Wednesday, February 13, 2008

Titular Colonicity

Titular colonicity is not a medical test that involves bending over for a doctor wearing rubber gloves. No, this has to do with our tendency to put colons in titles, especially academic work. A study from a while back examined this from 1880 to 1980. Brilliant! And heck, who knew it had a name?

I've always wanted to do a study of colons in our academic journal article titles, and now I have a keyword and some theoretical background. The use of the colon is considered the mark of scholarly quality. Who needs good research as long as you have the following:

Clever Phrase (colon) Description of the Research

The authors found that 72 percent of articles in 30 journals included a colon. And it's historical. They have a neat graphic that shows how around 1950 or so there is a leap in use of the colon. Cool!

I'd love to look at the mass comm literature over time and compare it to a similar field, like political science or speech comm or sociology.

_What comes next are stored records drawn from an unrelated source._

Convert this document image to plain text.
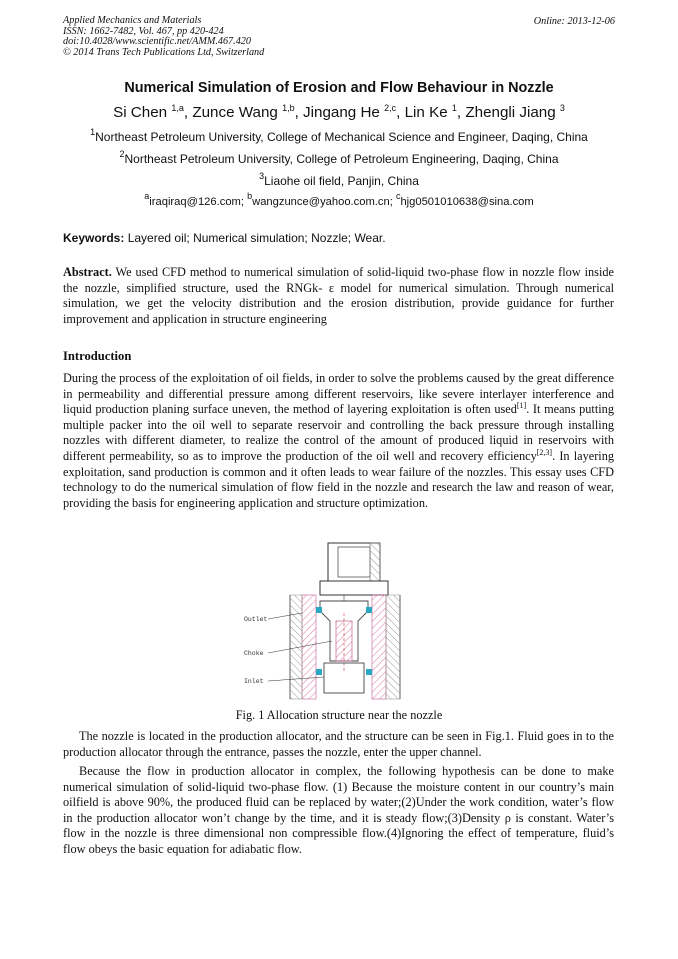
Applied Mechanics and Materials
ISSN: 1662-7482, Vol. 467, pp 420-424
doi:10.4028/www.scientific.net/AMM.467.420
© 2014 Trans Tech Publications Ltd, Switzerland
Online: 2013-12-06
Numerical Simulation of Erosion and Flow Behaviour in Nozzle
Si Chen $^{1,a}$, Zunce Wang $^{1,b}$, Jingang He $^{2,c}$, Lin Ke $^1$, Zhengli Jiang $^3$
$^1$Northeast Petroleum University, College of Mechanical Science and Engineer, Daqing, China
$^2$Northeast Petroleum University, College of Petroleum Engineering, Daqing, China
$^3$Liaohe oil field, Panjin, China
$^a$iraqiraq@126.com; $^b$wangzunce@yahoo.com.cn; $^c$hjg0501010638@sina.com
Keywords: Layered oil; Numerical simulation; Nozzle; Wear.
Abstract. We used CFD method to numerical simulation of solid-liquid two-phase flow in nozzle flow inside the nozzle, simplified structure, used the RNGk- ε model for numerical simulation. Through numerical simulation, we get the velocity distribution and the erosion distribution, provide guidance for further improvement and application in structure engineering
Introduction
During the process of the exploitation of oil fields, in order to solve the problems caused by the great difference in permeability and differential pressure among different reservoirs, like severe interlayer interference and liquid production planing surface uneven, the method of layering exploitation is often used[1]. It means putting multiple packer into the oil well to separate reservoir and controlling the back pressure through installing nozzles with different diameter, to realize the control of the amount of produced liquid in reservoirs with different permeability, so as to improve the production of the oil well and recovery efficiency[2,3]. In layering exploitation, sand production is common and it often leads to wear failure of the nozzles. This essay uses CFD technology to do the numerical simulation of flow field in the nozzle and research the law and reason of wear, providing the basis for engineering application and structure optimization.
Outlet
Choke
Inlet
Fig. 1 Allocation structure near the nozzle
The nozzle is located in the production allocator, and the structure can be seen in Fig.1. Fluid goes in to the production allocator through the entrance, passes the nozzle, enter the upper channel.
Because the flow in production allocator in complex, the following hypothesis can be done to make numerical simulation of solid-liquid two-phase flow. (1) Because the moisture content in our country’s main oilfield is above 90%, the produced fluid can be replaced by water;(2)Under the work condition, water’s flow in the production allocator won’t change by the time, and it is steady flow;(3)Density ρ is constant. Water’s flow in the nozzle is three dimensional non compressible flow.(4)Ignoring the effect of temperature, fluid’s flow obeys the basic equation for adiabatic flow.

And are there kinds of research in mass comm that are more likely to use colons versus others? The only way to find out is to do it. Of course then I'd have to figure out where to send such research.

And I'd also need a title. With a colon.

3 comments:

Anonymous said...

You know you are a geek when: You find an actual application for the phrase "titular colonicity."

Hollander said...

Of the applications for this phrase, this one seemed the tamest. Any other would likely get me written up in the Red & Black.